The guy who served me was very helpful and told me all of his roasted beans were rested

the blend he sold me were roasted 2 weeks ago

one thing I did notice, unlike the foil packed supermarket beans these dont really have any aroma... Well not until i grind them anyway.

with me being new to this can anyone let me know if this is normal please.

they made great coffee which wasnt bitter by the way

unlike my supermarket beans


----------



## DoubleShot (Apr 23, 2014)

Pretty much all of the fresh whole coffee beans I've ever smelt have had a fragrance. Even more so once freshly ground. Aroma is usually associated with the smell of espresso or brewed coffee once you've made it.

Fragrance vs Aroma - what's the difference


----------



## Currymonster (Apr 3, 2016)

DoubleShot said:


> Pretty much all of the fresh whole coffee beans I've ever smelt have had a fragrance.
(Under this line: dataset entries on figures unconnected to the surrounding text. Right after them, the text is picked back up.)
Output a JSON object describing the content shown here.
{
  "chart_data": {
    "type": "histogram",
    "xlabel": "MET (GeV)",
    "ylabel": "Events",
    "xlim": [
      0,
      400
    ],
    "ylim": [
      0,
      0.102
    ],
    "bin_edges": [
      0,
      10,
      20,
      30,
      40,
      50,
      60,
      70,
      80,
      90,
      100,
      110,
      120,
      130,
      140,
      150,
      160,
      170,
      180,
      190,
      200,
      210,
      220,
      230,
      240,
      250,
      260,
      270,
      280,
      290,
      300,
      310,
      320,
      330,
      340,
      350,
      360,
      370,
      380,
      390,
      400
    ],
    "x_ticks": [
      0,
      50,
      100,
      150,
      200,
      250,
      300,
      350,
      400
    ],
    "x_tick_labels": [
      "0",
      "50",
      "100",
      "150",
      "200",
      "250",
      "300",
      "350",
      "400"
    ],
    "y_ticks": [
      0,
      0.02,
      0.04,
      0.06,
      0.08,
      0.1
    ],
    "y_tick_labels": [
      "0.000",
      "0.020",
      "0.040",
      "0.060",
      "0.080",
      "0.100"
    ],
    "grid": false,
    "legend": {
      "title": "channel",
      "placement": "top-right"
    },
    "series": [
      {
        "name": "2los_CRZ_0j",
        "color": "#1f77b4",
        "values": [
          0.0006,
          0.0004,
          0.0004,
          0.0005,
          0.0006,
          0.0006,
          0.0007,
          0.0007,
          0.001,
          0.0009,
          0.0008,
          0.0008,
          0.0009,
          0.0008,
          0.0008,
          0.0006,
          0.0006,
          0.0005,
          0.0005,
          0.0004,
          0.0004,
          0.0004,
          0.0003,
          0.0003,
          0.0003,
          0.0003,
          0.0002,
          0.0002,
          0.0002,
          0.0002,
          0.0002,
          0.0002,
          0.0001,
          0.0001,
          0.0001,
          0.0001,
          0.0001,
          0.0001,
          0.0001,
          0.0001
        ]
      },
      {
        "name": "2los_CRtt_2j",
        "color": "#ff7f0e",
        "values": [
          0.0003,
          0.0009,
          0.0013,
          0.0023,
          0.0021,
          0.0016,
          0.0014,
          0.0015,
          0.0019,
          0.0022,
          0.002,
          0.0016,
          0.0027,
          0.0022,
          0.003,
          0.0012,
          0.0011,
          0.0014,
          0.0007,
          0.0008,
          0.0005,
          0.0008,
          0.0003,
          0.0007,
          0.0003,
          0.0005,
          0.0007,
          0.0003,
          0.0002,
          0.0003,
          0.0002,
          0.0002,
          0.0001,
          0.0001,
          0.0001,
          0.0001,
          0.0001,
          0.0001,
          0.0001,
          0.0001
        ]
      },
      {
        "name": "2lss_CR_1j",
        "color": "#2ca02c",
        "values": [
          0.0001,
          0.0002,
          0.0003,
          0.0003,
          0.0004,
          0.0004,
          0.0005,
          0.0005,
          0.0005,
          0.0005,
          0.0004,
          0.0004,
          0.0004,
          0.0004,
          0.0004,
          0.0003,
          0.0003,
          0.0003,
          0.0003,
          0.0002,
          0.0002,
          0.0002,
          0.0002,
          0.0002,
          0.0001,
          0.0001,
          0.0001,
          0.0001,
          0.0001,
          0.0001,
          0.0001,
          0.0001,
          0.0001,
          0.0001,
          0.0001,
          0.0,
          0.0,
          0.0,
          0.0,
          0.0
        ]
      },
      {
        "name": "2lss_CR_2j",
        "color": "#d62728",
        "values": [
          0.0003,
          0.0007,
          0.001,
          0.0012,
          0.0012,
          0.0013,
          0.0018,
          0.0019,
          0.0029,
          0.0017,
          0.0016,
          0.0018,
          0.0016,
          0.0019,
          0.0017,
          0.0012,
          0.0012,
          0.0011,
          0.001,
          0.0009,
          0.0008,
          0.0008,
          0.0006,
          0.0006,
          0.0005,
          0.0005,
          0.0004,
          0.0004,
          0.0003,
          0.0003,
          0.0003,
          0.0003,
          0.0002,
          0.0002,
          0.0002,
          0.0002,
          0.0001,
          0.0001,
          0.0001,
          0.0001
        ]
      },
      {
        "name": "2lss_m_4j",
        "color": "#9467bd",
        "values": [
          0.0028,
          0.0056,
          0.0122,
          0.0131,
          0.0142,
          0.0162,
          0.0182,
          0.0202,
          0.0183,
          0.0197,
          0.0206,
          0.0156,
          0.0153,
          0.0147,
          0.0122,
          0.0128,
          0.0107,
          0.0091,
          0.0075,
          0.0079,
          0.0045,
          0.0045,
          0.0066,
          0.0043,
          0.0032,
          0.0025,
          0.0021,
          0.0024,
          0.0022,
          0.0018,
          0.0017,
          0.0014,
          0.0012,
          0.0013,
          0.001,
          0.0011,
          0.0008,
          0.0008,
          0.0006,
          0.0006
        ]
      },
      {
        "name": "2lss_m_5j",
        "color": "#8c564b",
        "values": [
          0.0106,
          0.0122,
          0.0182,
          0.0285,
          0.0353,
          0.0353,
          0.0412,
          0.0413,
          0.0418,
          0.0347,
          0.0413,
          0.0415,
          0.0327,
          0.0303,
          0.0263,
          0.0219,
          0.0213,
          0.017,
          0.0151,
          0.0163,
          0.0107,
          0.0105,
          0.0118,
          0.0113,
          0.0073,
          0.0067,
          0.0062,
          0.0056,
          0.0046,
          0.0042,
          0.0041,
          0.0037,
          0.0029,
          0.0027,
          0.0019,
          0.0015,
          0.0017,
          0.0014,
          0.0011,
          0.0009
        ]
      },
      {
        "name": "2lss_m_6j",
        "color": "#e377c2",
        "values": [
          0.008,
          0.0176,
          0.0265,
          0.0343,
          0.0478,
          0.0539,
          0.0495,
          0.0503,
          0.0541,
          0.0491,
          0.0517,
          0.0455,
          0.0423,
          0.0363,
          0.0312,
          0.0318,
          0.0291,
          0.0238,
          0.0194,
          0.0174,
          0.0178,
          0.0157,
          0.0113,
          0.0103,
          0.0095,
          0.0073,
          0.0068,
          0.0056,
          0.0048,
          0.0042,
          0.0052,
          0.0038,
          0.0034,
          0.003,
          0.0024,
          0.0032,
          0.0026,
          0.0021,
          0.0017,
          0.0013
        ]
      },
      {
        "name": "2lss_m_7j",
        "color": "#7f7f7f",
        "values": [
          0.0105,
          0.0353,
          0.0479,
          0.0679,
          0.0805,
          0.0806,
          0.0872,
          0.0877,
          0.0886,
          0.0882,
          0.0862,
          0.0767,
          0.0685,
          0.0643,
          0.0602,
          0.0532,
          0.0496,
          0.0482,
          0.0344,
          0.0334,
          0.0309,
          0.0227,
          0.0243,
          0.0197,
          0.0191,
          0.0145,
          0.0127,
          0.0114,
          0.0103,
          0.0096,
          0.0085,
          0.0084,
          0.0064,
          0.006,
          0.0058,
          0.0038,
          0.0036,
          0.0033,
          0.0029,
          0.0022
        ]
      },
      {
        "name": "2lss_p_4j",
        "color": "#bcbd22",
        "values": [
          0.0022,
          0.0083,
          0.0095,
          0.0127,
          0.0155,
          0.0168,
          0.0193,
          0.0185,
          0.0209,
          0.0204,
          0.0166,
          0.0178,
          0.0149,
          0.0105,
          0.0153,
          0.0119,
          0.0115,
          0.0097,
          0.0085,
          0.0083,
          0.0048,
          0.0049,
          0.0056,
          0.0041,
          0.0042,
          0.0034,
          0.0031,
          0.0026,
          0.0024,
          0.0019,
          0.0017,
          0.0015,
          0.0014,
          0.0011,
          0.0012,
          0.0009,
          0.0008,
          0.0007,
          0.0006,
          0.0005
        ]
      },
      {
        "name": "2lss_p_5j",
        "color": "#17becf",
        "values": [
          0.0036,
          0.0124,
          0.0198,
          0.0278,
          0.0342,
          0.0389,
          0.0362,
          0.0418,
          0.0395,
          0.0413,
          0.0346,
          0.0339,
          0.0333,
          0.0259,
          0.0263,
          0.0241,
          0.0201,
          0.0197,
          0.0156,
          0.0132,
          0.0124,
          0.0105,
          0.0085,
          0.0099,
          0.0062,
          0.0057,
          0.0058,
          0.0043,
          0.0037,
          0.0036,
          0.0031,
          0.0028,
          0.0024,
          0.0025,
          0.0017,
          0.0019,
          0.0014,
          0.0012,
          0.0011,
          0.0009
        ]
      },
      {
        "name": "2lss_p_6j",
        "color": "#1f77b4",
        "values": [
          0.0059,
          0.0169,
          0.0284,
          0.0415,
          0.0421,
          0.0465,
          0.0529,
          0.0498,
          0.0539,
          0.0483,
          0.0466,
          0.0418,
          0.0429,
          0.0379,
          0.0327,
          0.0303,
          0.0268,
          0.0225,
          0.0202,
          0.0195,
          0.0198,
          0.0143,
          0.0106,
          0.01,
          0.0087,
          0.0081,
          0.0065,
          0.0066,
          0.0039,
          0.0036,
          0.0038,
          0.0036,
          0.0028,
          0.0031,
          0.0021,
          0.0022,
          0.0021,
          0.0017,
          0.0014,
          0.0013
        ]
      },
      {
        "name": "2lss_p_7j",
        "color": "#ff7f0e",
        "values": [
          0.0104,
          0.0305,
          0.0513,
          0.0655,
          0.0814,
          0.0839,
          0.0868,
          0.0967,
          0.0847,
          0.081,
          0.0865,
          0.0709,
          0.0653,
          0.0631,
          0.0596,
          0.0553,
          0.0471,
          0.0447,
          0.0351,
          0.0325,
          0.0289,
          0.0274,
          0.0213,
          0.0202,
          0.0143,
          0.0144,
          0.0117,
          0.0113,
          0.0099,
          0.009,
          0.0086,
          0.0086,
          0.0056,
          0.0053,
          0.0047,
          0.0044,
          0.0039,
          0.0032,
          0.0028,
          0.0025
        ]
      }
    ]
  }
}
Even more so once freshly ground. Aroma is usually associated with the smell of espresso or brewed coffee once you've made it.
> 
> Fragrance vs Aroma - what's the difference?


oh i see thanks


----------



## Mrboots2u (May 10, 2013)

If you like the coffee your making the I wouldn't stress .. Perhaps the aroma you got from the supermarkets beans was they of a really dark roast ?

I'm not great with aroma of whole or ground beans ( unless it's a natural ) so enjoy your drink .


----------



## Missy (Mar 9, 2016)

I've noticed supermarket beans whack you hard in the nose on first opening. The first bag of rave beans I opened I had to really stick my nose in, but as the bag went on the smell got stronger. But the "aroma"(thanks I learnt something fascinating @DoubleShot -love this forum for that) is king. If it's good when you drink...


----------



## Currymonster (Apr 3, 2016)

Mrboots2u said:


> If you like the coffee your making the I wouldn't stress .. Perhaps the aroma you got from the supermarkets beans was they of a really dark roast ?
> 
> I'm not great with aroma of whole or ground beans ( unless it's a natural ) so enjoy your drink .


thanks i was really not sure at this stage what to expect


----------



## DoubleShot (Apr 23, 2014)

Everyday can be like a school day on here, always something new and fascinating to be learnt especially when starting out and learning about all things coffee related.


----------



## Currymonster (Apr 3, 2016)

DoubleShot said:


> Everyday can be like a school day on here, always something new and fascinating to be learnt especially when starting out and learning about all things coffee related.


You bet I never realised how much.. But I love learning


----------



## Missy (Mar 9, 2016)

Currymonster said:


> You bet I never realised how much.. But I love learning


Me too. Love the mix of knowledge, passion and downright lunacy. It's good fun and fills in many a dull hour.


----------